Los delincuentes se manejaron
mediante un llamado telefónico
San Antonio de Areco- El sábado 29, alrededor de las 00.30, Olga
Fasani, esposa de del contador Eduardo Abé, recibió un llamado telefónico,
escuchó una voz femenina que sonaba como una de sus hijas, la cual desesperada pedía que Olga hiciera todo
lo que le dijeran porque se encontraba en una mala situación.
Se trató de un caso conocido como secuestro virtual, y como sucede
en situaciones similares los delincuentes pidieron una suma importante de
dinero.
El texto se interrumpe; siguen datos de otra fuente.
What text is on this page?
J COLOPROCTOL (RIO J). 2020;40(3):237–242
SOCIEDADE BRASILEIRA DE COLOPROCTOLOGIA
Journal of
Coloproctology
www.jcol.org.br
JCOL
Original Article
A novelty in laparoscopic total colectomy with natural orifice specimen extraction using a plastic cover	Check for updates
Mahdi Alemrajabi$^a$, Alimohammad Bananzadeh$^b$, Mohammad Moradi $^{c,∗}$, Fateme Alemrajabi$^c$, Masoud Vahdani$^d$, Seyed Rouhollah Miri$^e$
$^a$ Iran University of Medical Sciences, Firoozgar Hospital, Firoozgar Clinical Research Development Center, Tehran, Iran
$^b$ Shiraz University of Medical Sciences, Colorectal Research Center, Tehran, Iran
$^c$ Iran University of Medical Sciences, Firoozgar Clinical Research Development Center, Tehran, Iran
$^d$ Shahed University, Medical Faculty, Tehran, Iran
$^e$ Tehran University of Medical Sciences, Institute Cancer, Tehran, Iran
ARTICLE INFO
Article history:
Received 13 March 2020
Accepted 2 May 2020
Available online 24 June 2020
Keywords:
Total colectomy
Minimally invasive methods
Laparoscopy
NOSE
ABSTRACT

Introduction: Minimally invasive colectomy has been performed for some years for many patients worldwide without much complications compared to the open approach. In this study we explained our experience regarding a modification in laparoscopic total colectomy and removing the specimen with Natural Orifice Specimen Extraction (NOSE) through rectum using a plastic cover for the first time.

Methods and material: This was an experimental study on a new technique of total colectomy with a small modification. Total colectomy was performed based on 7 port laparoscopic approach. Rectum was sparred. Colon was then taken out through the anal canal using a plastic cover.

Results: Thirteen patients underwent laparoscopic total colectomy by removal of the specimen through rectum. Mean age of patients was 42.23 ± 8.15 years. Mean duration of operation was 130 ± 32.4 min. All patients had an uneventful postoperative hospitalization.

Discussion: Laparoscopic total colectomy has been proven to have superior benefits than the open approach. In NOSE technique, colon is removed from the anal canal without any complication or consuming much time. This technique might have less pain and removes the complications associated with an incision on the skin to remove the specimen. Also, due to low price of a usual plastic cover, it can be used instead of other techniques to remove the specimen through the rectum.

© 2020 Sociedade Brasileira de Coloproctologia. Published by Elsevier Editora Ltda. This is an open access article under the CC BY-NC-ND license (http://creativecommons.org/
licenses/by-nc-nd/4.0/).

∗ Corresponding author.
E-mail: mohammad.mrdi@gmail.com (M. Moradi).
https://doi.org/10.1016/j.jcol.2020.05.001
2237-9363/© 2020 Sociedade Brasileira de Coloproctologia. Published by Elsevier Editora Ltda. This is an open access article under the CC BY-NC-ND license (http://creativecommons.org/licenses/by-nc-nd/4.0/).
Entre el nerviosismo y la aflicción Fasani asumió que quien hablaba era
su hija, y ante el requerimiento para recuperarla sana, entregó dinero y joyas
de valor sentimental, además del monetario.
El modus operandi fue el
ya conocido donde la víctima tuvo que depositar el botín en una bolsa de
residuos y dejarlo en determinado lugar, de donde lo recogen los delincuentes
amparados en la oscuridad. Además en estos casos le exigen a la persona que
está siendo extorsionada no cortar la comunicación.
Olga Fasani no pudo o no supo diferenciar entre lo que podría ser el
secuestro virtual de una de sus hijas y un llamado por secuestro real de tal
manera que entregó todo lo que pudo de lo exigido por los impostores, (no
trascendió la cifra).
Luego de finalizada la estafa, la familia Abé se enteró que ninguna
de sus hijas había resultado víctima de delito alguno.
Un mal momento y la pérdida material, fue lo que hubo de lamentar.